Since graduating in May 2017, Duval has been working in a full-time interior design position with HDR in Chicago. The Student of the Year Award recognizes student members whose involvement and leadership has significantly impacted their school’s interior design program.

"The interior design faculty are extremely proud that Lindzey’s hard work and dedication to the student IIDA chapter was recognized by such a prestigious, national award. She and her fellow IIDA officers worked diligently to bring a wide range of professionally enriching opportunities to the ID students last year and it’s nice to see that effort rewarded," says Associate Professor Caroline Hill, one of Duval’s professors.

Lebsack’s award was only the second time Texas State has submitted an entry into the Angelo Donghia scholarship competition, which is open to interior design students entering their senior year. Her mentor is understandably proud of Lebsack’s achievement. "Morgan is creative, hardworking, and highly respected by her fellow students. She is also engaged in many organizations on campus, including the IIDA student chapter. The ID program looks forward to seeing Morgan’s bright future as a design professional in the industry," Bhalodia says.

For the competition, Lebsack designed a space for a community. "When I think of interiors I think of the space that is designed. If it’s commercial every element should be purposeful; they aren’t just random spaces. Interiors are really special," she says. "My project was The Social Station — a space in downtown Dallas that allows for individual companies to co-exist in the same space. You come into the office and rent it for however long you need to help your company grow.
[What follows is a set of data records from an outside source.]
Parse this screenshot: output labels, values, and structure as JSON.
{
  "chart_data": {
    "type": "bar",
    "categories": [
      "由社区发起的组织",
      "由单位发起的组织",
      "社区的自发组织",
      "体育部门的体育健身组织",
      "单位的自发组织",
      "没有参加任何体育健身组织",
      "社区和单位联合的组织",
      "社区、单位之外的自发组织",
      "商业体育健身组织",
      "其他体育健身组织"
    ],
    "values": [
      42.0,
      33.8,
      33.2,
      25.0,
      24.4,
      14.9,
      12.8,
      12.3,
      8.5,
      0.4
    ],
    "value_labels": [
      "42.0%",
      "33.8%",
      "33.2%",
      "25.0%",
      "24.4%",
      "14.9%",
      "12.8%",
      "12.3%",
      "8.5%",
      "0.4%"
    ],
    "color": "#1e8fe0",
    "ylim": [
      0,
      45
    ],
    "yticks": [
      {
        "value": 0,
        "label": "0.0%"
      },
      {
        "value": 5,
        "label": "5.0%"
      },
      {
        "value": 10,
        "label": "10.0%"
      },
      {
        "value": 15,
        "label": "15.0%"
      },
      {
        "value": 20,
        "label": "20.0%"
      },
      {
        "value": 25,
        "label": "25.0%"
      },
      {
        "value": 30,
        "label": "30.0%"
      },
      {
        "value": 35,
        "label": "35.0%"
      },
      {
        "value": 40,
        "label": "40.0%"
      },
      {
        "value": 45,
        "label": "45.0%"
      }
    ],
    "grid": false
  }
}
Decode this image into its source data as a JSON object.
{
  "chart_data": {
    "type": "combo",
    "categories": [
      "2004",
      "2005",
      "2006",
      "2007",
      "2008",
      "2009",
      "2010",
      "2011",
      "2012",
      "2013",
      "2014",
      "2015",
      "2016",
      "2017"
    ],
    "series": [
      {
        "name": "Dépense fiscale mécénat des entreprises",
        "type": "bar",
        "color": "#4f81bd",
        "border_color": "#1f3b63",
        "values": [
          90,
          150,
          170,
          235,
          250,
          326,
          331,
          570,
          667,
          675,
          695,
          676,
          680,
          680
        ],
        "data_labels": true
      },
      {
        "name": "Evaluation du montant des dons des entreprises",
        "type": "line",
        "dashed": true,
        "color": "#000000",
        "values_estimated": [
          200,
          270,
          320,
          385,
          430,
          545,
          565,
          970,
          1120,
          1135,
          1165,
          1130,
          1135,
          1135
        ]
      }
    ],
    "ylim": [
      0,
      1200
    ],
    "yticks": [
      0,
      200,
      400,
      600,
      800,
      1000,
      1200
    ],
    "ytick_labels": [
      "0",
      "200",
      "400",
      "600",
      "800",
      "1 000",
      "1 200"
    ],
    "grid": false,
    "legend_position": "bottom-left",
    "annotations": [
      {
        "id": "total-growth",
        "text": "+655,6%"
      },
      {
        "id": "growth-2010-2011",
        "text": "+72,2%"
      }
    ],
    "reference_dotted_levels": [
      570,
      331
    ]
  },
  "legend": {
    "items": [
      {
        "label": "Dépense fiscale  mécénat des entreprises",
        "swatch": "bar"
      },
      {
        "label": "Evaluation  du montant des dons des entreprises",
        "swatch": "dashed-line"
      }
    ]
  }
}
At nighttime The Social Station turned into a pop-up shop market," she says.

Duval and Lebsack found their need for creativity, first spawned by dance and art and encouraged by their chosen field of study, and then cultivated through various opportunities.

The starting point for each was slightly different, but the passion for the work that they found along the way could not have been possible had it not been for the academic support they received.